Mid-cap companies generally have a market capitalization of between $2 billion and $10 billion. Mid-cap companies are established companies that operate in an industry expected to experience rapid growth. Mid-cap companies are in the process of expanding. They carry an inherently higher risk than large-cap companies because they are not as established, but they are attractive for their growth potential. One example of a mid-cap company is Eagle Materials Inc. (EXP).
Companies that have a market capitalization of between $300 million to $2 billion are generally classified as small-cap companies. These small companies could be younger and/or they could serve niche markets and new industries. These companies are considered higher-risk investments due to their age, the markets they serve, and their size. Smaller companies with fewer resources are more sensitive to economic slowdowns.
As a result, small-cap share prices tend to be more volatile and less liquid than more mature and larger companies. At the same time, small companies often provide greater growth opportunities than large caps. Even smaller companies are known as micro-cap, with values between approximately $50 million and $300 million.
Diluted Market Cap
A security’s market capitalization may change over time due to the outstanding number of shares. This is especially prevalent in cryptocurrency where new tokens or coins are issued or minted frequently.
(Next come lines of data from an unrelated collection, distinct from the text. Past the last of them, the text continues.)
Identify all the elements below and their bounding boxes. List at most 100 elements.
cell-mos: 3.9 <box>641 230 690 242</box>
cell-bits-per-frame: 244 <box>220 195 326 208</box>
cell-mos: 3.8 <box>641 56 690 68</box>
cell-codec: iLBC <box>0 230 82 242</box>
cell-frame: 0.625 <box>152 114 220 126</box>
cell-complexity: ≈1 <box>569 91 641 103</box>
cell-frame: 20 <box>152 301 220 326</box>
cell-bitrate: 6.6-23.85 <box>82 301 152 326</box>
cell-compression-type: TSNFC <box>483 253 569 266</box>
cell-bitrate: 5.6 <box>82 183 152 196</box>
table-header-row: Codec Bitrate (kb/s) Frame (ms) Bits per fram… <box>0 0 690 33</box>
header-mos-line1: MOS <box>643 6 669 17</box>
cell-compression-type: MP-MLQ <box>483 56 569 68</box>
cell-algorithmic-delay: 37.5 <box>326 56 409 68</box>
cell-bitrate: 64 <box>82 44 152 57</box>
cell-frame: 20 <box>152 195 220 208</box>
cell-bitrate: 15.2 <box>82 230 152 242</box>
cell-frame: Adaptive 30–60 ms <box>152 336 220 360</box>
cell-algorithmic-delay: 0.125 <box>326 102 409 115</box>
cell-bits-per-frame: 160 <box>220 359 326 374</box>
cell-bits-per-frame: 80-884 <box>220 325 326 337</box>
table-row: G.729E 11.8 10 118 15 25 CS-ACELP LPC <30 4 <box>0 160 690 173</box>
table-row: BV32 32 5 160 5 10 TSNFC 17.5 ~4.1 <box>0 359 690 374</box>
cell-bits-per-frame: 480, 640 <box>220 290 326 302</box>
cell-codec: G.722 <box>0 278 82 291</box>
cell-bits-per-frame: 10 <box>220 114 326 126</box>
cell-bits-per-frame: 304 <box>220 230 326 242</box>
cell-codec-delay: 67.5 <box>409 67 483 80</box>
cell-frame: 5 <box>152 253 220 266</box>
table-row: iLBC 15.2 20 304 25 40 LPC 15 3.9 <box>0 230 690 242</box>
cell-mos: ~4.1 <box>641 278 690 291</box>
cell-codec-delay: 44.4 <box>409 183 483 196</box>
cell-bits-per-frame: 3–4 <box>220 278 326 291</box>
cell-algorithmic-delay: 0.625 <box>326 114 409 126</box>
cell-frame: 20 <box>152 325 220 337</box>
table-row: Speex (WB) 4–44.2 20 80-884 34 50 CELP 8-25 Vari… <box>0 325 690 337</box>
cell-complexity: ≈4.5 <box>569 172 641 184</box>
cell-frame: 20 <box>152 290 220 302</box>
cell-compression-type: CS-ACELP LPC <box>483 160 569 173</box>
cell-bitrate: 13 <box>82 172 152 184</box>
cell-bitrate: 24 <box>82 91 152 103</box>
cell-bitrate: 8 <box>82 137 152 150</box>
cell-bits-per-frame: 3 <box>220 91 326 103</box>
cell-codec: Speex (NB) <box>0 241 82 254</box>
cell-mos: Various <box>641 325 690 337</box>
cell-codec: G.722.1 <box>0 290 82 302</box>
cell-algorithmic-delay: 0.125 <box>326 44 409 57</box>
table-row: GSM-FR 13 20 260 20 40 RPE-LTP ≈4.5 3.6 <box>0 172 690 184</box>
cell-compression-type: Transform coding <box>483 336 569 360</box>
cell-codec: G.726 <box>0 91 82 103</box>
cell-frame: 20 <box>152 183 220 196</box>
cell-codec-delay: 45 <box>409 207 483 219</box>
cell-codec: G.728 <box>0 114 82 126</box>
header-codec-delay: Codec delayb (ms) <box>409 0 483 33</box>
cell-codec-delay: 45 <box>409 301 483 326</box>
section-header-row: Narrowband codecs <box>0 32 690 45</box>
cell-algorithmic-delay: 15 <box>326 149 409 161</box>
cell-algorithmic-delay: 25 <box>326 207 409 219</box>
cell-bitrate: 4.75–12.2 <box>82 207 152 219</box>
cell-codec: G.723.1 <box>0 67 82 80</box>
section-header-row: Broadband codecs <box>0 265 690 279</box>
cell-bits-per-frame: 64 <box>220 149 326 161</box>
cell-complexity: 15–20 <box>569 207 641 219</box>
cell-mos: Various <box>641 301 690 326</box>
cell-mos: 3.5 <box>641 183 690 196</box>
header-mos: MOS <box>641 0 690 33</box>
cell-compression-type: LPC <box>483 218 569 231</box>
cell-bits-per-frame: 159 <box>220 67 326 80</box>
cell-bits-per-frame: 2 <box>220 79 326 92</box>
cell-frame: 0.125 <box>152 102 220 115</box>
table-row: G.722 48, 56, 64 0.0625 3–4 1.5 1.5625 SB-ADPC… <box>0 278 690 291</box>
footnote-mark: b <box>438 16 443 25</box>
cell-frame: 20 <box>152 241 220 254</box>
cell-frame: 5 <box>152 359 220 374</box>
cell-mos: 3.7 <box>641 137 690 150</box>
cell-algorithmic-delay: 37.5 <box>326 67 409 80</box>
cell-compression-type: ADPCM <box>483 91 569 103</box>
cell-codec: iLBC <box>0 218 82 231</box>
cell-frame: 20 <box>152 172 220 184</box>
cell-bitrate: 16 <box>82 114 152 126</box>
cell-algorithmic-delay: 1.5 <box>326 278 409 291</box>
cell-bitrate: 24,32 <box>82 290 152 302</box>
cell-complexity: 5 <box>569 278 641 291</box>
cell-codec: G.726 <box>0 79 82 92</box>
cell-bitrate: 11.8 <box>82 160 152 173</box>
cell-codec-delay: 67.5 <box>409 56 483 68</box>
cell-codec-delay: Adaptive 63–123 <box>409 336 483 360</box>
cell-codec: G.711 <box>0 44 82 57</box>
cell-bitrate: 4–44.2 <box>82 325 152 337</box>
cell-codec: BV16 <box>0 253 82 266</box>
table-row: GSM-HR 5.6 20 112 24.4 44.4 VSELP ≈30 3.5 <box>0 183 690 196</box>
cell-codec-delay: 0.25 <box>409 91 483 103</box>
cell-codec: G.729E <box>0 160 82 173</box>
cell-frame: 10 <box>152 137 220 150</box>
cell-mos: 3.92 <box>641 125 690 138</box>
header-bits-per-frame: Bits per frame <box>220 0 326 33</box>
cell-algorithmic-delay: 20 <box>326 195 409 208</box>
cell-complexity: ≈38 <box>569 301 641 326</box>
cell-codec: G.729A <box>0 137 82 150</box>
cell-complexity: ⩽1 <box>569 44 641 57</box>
Because new offerings theoretically thin the value of existing coins, tokens, or shares, a different market cap formula can be used to calculate what the potential market cap will be should all authorized shares or tokens be issued and still be worth the current trading price. This concept is referred to the diluted market cap, and the formula is:
Diluted Market Cap = Current Share Price * Total Number of Shares Authorized
For example, consider Bitcoin trading at roughly $24,000 per coin as of mid-August 2022. At the time of writing, there are also approximately 19.1 million Bitcoin issued. However, the total number of potential Bitcoin that may eventually be minted is 21 million. Therefore, Bitcoin’s market cap calculations are:
Market Cap = $24,000 * 19.1 million = $458.4 billion
Diluted Market Cap = $24,000 * 21 million = $504 billion
Analysts use diluted market cap to better understand potential changes to a security, token, or coin’s price. For example, imagine if all 21 million Bitcoin were minted tomorrow. If it were to retain the same market cap of $458.4 billion, the price would have to drop to roughly $21,828 ($458.4 billion / 21 million). Therefore, companies with large inventories of unissued securities or coins are at greater risk to face price decreases if investors wish to keep its market cap the same regardless of outstanding tokens.
Misconceptions About Market Caps
Although it is used often to describe a company, the market cap does not measure the equity value of a company. Only a thorough analysis of a company’s fundamentals can do that. It is inadequate to value a company because the market price on which it is based does not necessarily reflect how much a piece of the business is worth. Shares are often over- or undervalued by the market, meaning the market price determines only how much the market is willing to pay for its shares.
Although it measures the cost of buying all of a company’s shares, the market cap does not determine the amount the company would cost to acquire in a merger transaction. A better method of calculating the price of acquiring a business outright is the enterprise value.